Initially, police cited Whitfield for allowing the dog to run at large. That is a city code violation that carries a fine at most.
On Thursday, though, police said they had gathered enough evidence to upgrade the charges against Whitfield to assault with a deadly weapon. A conviction carries up to eight years in prison.
Police usually file that charge when a knife, gun or even a car is used in an attack, but courts have across the country have given a broad definition to the term "deadly weapon," said Irv Joyner, a professor at North Carolina Central University School of Law.
In 2005, the North Carolina Court of Appeals ruled that a vicious animal attacking a person can qualify as assault with a deadly weapon, he said.
"There is sufficient basis to pursue that charge," Joyner said. "If the animal by its nature is vicious or by its training is vicious or is directed to attack, that would be sufficient, even if there's no prior history" of violence with the animal.
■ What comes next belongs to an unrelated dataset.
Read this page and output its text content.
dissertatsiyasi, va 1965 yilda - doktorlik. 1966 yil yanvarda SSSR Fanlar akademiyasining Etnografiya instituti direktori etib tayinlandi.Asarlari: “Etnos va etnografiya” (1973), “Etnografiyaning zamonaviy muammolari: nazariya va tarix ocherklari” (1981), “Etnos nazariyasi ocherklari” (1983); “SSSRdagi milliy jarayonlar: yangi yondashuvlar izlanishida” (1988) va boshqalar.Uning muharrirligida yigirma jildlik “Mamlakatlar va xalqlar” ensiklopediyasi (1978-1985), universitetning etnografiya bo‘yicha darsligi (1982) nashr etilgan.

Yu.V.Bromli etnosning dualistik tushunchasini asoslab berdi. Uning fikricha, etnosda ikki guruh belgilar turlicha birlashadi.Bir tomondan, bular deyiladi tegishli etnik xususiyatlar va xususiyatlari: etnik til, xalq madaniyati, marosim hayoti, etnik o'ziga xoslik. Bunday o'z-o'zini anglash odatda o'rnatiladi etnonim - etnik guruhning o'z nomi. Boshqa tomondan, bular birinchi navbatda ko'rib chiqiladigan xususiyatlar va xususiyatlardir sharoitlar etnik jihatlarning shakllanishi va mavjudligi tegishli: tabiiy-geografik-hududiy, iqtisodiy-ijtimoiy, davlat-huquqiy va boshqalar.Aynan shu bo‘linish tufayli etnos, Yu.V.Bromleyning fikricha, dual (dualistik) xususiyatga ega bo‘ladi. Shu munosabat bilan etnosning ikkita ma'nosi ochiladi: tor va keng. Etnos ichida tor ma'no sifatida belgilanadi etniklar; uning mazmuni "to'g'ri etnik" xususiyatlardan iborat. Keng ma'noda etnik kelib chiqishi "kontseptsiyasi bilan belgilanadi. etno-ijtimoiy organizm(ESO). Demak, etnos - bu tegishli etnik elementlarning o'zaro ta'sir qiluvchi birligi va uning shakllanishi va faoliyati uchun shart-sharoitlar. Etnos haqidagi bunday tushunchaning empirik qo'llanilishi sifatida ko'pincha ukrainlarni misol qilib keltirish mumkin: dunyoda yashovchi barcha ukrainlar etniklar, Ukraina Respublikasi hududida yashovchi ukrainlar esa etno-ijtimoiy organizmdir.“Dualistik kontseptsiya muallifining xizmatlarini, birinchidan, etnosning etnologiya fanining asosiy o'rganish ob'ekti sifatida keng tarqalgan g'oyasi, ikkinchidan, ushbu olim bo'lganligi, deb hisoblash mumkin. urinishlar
According to the arrest warrants, Whitfield's dogs earlier had gotten loose and killed a cat. On the day of Isaiah's attack, Whitfield's brother Alexis said, the dogs somehow slipped out of the back yard.
Raleigh defense attorney Bob Hensley said he thinks the charge of assault with a deadly weapon could stand up in court but doubts that Whitfield will ultimately be convicted of it.
"Given the injuries the little boy suffered, I think it's a valid charge," Hensley said. However, he sees the upgraded charge as "a bargaining tactic."
"If you set the bar high, then the defendant wants to come and plea bargain," Hensley said.
Joyner said he sees a nationwide trend of courts finding a basis for making dog attacks a felony.
"Dog owners beware: The one free bite notion is gone," he said.